The Tokyo-based private equity firm is nearing the 30bn yen hard-cap for its latest secondaries programme, according to a managing partner at the firm.

Ant Capital Partners, the Japanese private equity firm, has raised over 80 percent of its two latest secondaries funds and is looking to hold a final close in December, according to the firm.

Tokyo-based Ant Capital has raised 25 billion yen ($209 million; €186 million) for the funds, Ant Bridge 4-A Private Equity Secondary Investment Fund and Ant Bridge 4-B Private Equity Secondary Investment Fund, which are targeting a combined 30 billion yen, according to Takao Akaogi, managing partner at Ant Capital.
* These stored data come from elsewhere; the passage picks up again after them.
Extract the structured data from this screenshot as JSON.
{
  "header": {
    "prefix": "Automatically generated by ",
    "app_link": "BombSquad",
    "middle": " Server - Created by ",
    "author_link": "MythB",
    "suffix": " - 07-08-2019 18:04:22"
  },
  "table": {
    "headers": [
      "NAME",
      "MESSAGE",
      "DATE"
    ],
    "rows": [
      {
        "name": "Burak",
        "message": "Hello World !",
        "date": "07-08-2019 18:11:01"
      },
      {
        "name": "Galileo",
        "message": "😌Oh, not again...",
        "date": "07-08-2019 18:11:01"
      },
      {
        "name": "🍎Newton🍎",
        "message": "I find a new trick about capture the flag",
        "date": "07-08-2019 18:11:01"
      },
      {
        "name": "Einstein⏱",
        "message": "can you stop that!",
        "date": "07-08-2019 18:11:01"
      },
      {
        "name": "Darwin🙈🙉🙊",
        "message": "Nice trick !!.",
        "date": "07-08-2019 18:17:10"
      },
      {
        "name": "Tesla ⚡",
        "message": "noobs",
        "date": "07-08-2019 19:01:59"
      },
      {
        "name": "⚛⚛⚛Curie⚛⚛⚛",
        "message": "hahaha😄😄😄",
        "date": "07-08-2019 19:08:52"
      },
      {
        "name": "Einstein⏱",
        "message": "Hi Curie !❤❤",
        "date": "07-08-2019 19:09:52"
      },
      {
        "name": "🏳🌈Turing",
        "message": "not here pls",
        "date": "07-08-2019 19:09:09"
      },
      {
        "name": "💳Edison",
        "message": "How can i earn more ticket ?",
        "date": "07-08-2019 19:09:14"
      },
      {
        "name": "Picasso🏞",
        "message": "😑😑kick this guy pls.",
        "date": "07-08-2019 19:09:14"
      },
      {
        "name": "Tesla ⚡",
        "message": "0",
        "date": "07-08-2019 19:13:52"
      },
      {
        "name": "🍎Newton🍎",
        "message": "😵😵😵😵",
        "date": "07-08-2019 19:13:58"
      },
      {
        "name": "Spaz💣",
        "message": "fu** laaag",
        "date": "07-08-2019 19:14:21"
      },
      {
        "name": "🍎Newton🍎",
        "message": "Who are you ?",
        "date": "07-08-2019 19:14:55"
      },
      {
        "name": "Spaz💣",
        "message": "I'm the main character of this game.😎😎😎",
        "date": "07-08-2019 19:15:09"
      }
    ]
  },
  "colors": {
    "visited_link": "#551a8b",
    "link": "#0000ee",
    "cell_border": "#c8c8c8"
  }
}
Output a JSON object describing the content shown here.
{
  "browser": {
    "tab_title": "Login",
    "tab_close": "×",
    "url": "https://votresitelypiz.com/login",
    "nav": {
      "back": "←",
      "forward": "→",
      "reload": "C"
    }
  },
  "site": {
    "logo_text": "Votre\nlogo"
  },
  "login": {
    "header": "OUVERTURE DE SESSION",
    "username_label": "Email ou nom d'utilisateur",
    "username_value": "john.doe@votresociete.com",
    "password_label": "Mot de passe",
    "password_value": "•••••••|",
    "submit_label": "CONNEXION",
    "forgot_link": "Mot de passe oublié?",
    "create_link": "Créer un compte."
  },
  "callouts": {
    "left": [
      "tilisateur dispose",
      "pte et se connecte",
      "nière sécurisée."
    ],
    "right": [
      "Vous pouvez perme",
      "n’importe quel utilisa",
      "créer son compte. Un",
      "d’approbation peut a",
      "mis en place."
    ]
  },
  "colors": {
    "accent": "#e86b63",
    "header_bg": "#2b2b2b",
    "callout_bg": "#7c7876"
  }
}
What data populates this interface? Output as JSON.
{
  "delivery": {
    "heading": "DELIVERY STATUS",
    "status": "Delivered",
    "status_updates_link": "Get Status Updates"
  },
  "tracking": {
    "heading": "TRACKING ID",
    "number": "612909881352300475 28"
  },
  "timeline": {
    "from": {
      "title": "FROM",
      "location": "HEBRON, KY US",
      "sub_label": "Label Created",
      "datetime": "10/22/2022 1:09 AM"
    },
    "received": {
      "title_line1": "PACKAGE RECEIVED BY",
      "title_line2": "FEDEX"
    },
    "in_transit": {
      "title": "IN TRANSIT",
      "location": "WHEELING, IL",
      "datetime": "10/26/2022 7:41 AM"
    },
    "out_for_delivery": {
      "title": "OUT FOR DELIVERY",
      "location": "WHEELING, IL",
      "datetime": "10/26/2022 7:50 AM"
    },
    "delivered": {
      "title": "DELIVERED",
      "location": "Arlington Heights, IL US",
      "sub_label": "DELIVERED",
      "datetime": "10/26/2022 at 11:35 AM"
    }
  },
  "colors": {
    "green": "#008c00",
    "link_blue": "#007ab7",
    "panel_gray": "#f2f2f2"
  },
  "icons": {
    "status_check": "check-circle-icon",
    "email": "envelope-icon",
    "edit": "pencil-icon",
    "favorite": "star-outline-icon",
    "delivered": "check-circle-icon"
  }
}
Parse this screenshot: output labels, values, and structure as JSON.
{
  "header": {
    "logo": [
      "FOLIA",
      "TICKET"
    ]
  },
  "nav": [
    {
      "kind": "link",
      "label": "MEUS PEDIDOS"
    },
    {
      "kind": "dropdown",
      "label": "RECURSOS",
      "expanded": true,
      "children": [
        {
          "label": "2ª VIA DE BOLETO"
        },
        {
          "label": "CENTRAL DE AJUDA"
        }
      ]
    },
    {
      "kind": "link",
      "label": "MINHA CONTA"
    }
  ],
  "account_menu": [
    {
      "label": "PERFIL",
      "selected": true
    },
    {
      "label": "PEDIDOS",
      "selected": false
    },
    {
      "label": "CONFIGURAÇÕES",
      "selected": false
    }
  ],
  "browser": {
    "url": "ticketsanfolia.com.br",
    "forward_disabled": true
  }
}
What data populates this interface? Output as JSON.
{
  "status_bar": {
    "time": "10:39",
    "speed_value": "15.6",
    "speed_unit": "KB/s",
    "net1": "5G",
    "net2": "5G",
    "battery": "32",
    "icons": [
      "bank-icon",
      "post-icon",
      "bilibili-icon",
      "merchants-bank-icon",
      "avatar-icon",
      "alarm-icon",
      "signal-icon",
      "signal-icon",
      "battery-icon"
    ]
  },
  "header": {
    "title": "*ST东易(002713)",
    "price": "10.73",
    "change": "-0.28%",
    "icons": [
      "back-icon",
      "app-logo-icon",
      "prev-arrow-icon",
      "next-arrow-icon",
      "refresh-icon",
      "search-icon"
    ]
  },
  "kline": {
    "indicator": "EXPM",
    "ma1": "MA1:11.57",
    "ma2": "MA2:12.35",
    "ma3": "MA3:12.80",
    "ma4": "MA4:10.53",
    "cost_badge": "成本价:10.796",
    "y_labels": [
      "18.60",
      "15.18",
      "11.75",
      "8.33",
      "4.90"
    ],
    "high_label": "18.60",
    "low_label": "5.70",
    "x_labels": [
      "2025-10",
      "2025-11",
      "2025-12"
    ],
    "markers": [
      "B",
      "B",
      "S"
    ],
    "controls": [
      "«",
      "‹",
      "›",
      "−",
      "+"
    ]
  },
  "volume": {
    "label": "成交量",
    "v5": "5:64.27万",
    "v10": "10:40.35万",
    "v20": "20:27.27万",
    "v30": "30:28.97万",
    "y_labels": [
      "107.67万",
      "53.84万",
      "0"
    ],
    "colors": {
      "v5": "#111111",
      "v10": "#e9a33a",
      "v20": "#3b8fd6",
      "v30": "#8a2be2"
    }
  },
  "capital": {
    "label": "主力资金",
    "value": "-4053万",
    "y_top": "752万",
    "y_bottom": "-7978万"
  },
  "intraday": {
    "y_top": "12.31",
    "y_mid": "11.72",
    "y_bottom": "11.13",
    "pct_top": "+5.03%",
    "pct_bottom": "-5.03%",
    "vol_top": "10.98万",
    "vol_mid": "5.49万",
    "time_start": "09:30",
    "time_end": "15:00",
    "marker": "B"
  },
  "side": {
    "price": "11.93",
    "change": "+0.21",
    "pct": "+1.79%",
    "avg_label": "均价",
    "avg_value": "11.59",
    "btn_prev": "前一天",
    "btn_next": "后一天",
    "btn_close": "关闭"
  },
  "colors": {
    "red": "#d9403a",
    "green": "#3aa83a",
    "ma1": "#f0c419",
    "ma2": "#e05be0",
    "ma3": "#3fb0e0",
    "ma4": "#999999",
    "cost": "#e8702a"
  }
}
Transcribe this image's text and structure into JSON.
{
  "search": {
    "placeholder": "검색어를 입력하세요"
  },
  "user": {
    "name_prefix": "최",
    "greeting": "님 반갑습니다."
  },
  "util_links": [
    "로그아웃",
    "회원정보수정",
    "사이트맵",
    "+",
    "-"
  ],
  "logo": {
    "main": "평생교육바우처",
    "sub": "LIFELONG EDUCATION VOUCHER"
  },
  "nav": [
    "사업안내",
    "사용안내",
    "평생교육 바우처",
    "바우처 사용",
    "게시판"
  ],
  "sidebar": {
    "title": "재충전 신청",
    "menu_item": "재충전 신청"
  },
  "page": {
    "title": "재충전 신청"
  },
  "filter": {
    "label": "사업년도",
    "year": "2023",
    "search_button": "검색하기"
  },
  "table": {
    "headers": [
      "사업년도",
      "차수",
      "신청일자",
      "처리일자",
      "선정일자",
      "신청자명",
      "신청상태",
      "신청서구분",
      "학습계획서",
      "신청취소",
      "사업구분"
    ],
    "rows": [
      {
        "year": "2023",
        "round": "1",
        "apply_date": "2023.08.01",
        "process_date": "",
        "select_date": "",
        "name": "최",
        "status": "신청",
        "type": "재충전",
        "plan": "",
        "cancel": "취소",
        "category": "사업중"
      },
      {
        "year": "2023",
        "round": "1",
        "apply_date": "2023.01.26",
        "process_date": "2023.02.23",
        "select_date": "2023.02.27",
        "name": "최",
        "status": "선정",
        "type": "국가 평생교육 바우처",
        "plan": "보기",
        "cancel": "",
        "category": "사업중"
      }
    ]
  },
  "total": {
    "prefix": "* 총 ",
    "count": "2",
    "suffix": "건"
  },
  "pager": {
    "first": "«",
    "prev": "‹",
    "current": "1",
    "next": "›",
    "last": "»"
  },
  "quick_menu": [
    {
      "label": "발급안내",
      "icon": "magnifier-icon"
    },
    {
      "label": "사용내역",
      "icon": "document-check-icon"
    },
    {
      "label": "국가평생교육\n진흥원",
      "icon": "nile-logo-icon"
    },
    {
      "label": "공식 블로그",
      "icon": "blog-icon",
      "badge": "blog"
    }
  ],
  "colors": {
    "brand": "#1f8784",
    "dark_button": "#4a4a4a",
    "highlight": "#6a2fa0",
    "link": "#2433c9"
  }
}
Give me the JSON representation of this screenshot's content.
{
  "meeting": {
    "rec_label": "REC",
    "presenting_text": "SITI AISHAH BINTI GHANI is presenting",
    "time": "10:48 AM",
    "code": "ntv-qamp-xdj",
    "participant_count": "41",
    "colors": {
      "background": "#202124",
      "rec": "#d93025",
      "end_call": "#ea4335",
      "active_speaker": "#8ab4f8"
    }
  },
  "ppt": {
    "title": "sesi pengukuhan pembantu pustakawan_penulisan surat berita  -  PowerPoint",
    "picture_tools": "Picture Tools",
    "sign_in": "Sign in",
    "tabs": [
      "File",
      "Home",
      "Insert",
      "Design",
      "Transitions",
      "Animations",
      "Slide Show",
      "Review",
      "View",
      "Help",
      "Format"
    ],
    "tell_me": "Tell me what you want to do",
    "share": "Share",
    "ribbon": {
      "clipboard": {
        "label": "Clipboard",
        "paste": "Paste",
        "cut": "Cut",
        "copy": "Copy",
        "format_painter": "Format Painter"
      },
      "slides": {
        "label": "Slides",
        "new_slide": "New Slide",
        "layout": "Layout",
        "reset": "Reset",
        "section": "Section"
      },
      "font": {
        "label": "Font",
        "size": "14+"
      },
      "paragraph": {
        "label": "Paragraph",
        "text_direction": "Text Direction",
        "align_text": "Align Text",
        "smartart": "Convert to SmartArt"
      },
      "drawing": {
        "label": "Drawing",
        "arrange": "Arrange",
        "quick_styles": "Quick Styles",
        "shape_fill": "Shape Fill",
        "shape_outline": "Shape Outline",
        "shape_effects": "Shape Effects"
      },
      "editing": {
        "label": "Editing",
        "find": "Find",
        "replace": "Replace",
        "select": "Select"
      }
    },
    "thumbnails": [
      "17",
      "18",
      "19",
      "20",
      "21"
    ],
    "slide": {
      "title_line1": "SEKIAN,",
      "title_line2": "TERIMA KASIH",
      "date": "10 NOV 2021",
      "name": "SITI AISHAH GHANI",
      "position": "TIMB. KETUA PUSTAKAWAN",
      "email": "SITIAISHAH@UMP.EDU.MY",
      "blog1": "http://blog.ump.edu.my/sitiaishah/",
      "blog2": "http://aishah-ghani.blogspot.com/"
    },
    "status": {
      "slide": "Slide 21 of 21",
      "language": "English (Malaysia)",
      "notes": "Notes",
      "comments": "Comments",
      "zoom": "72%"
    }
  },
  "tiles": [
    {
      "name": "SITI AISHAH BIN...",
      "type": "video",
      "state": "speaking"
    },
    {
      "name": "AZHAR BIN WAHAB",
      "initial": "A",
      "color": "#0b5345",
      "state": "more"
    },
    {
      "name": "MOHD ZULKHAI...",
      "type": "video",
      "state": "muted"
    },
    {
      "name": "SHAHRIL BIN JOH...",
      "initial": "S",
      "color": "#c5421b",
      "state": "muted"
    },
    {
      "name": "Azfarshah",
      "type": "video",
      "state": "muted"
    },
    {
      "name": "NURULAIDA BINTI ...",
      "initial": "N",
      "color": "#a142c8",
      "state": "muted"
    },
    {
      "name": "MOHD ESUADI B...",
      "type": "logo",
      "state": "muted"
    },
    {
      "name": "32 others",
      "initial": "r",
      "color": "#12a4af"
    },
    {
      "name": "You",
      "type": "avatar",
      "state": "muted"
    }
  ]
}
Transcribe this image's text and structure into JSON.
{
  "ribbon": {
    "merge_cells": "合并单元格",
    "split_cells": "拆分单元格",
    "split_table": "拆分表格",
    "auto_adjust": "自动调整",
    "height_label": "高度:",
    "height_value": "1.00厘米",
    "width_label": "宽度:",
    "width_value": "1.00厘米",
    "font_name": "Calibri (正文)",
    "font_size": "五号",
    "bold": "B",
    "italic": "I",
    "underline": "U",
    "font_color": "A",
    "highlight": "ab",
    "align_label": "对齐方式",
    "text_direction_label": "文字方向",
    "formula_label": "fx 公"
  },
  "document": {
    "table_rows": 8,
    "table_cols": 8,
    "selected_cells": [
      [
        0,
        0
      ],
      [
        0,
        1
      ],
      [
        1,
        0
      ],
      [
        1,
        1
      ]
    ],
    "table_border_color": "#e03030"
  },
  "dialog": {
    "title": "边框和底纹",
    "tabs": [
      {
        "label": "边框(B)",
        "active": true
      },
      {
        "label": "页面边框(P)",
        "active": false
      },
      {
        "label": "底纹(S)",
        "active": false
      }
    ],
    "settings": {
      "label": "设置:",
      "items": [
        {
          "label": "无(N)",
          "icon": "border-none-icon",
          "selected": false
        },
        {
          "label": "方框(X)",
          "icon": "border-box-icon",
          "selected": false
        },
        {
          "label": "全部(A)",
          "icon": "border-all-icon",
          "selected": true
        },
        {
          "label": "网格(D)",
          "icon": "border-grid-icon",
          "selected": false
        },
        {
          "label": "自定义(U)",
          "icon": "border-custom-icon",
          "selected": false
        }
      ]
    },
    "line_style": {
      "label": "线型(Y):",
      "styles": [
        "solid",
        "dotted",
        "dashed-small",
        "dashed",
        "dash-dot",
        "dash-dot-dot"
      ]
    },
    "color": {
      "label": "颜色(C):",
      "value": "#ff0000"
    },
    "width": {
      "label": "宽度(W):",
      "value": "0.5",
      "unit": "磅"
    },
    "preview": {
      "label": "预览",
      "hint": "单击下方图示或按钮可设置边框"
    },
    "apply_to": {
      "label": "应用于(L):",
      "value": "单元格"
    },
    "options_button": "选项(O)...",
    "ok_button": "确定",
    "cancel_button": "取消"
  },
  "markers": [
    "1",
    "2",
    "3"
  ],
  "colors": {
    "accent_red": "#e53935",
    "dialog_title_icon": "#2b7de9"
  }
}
“We’ve held several interim closes,” Akaogi told Secondaries Investor.

Bridge 4-A is a direct secondaries vehicle which was launched in August last year and has a 20 billion yen hard-cap. Bridge 4-B, which was launched in December 2014, targets secondaries stakes on the Japanese and foreign markets and has a hard-cap of 10 billion yen. 4-B is just less than 20 percent invested, Akaogi said.

4-B acquires secondaries fund stakes in a roughly even split between domestic and foreign funds, Akaogi said. Investors in the funds are Japanese institutional investors such as regional banks and corporate pensions.

Ant Capital’s secondaries operations are about 70 percent allocated to direct secondaries, with the remaining 30 percent to acquiring limited partner fund stakes. The Japanese market is more suitable for direct secondaries due to the many family-run are-to-medium-sized businesses, in which minority interests were easier to acquire, Akaogi said.

For buyers of limited partner stakes, small-scale non-corporate pension funds are starting to provide deal flow opportunities in Japan, he said. Japan’s industry and regional pension funds, which number around 500, have seen a spate of incidents involving board directors misappropriating funds or the pension funds themselves being the target of deception by asset management firms, and this is leading some of them to being dissolved, he said.

“There are quite a few small-scale pension funds that have invested in private equity funds,” Akaogi said, adding that about 1 percent of public welfare pension funds’ 18 trillion yen was invested in private equity.

“Those pension funds are now going to seek liquidity for those assets,” he said.

Established in 2000, Ant Capital Partners invests in primaries and secondaries and is headquartered in Tokyo. The firm has raised eight dedicated secondaries vehicles since 2003, according to PEI’s Research & Analytics division.